For Stassen it's Jesus' combination of spiritual forgiveness and material justice, which makes this an exemplary story about mercy.
However, in Wellington we have a well know religious order called the Sisters of Mercy. My mission this month is to try and talk with one of the sisters about their take on mercy. I figure they must have thought about it quite a bit. I hope so!
During the Covid lockdown I noticed a backpack stowed away, out of sight, down the side of the church. Previous experience suggests it might belong to someone sleeping rough - a place to store their gear when they're moving about during the day. The housing of rough sleepers is a justice issue top of mind for many Kiwis. But like lots of justice issues, 'solutions' are not so straight forward. One person I worked with last year had been homeless for years, moving about sleeping in unused sheds etc, and sometimes staying with kind people for a few weeks. But what was keeping him homeless, in my opinion, was shame and unresolved guilt. And he had a lot to feel guilty about! So he kept on the move. For him, justice wouldn't look so much like a house, but rather more like a community where he could feel accepted.
I couldn't get him off the street for more than a few weeks, but my wife and I have been able to help another family with housing.

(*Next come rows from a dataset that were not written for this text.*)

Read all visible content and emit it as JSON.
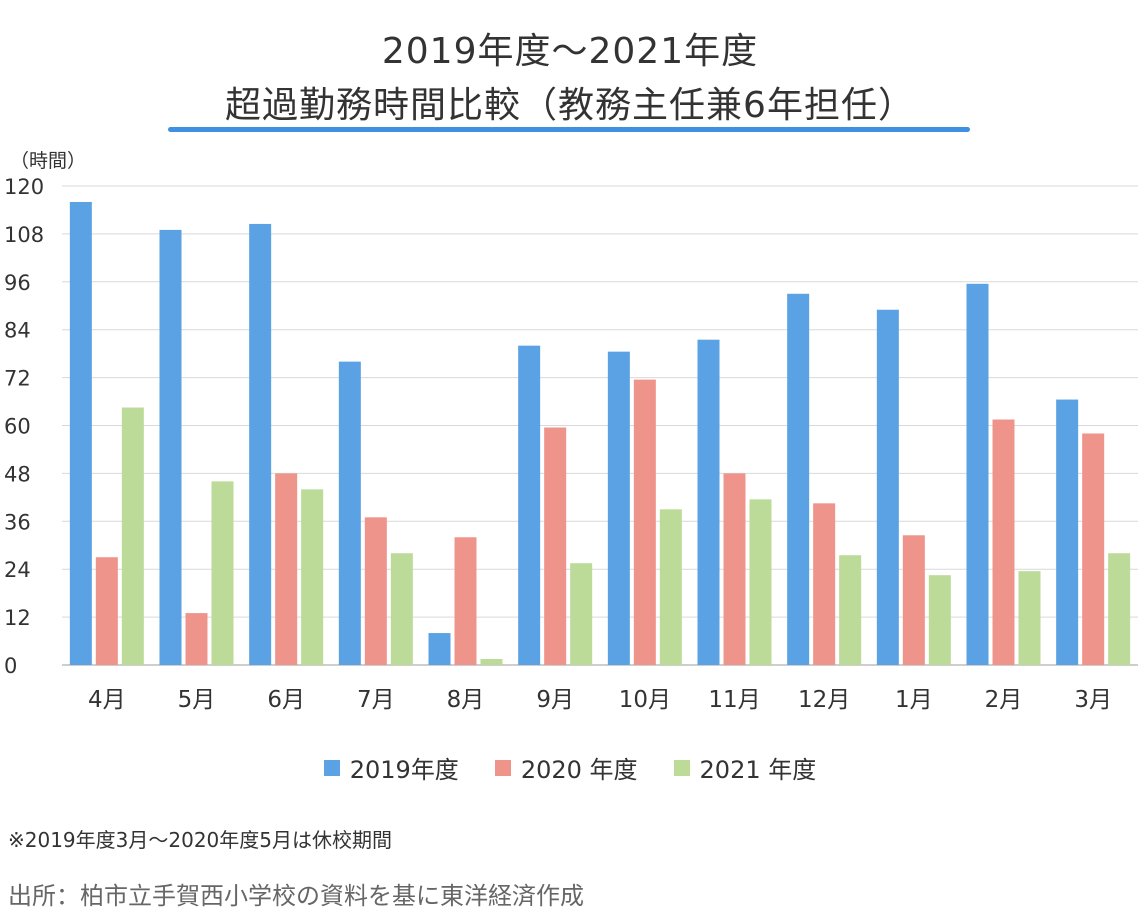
{
  "header": {
    "title_line1": "2019年度～2021年度",
    "title_line2": "超過勤務時間比較（教務主任兼6年担任）",
    "accent_color": "#3f90e0"
  },
  "chart_data": {
    "type": "bar",
    "unit_label": "（時間）",
    "categories": [
      "4月",
      "5月",
      "6月",
      "7月",
      "8月",
      "9月",
      "10月",
      "11月",
      "12月",
      "1月",
      "2月",
      "3月"
    ],
    "series": [
      {
        "name": "2019年度",
        "color": "#5aa2e3",
        "values": [
          116,
          109,
          110.5,
          76,
          8,
          80,
          78.5,
          81.5,
          93,
          89,
          95.5,
          66.5
        ]
      },
      {
        "name": "2020 年度",
        "color": "#ee948b",
        "values": [
          27,
          13,
          48,
          37,
          32,
          59.5,
          71.5,
          48,
          40.5,
          32.5,
          61.5,
          58
        ]
      },
      {
        "name": "2021 年度",
        "color": "#bcda98",
        "values": [
          64.5,
          46,
          44,
          28,
          1.5,
          25.5,
          39,
          41.5,
          27.5,
          22.5,
          23.5,
          28
        ]
      }
    ],
    "ylim": [
      0,
      120
    ],
    "yticks": [
      0,
      12,
      24,
      36,
      48,
      60,
      72,
      84,
      96,
      108,
      120
    ],
    "grid": true,
    "legend_position": "bottom"
  },
  "footer": {
    "note": "※2019年度3月～2020年度5月は休校期間",
    "source": "出所：柏市立手賀西小学校の資料を基に東洋経済作成"
  }
}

This is my ongoing experience of a kind of restorative justice in the area of housing. It involves us leaving our home and renting it to a family who came to NZ through the Government's official refugee programme. It's been going for over three years now, and will end (we believe) with the family having enough money to buy their own house. An incredible achievement on their part. Here's a video made a couple of years ago where Fiona and I describe what happened.
Two housing crises, but I think the restoring justice each was after were totally different. A refugee family needed housing in a particular area that was affordable enough for them to live comfortably and even get on the housing ladder. A homeless man needed, not so much a house, as a community to embrace and accept him.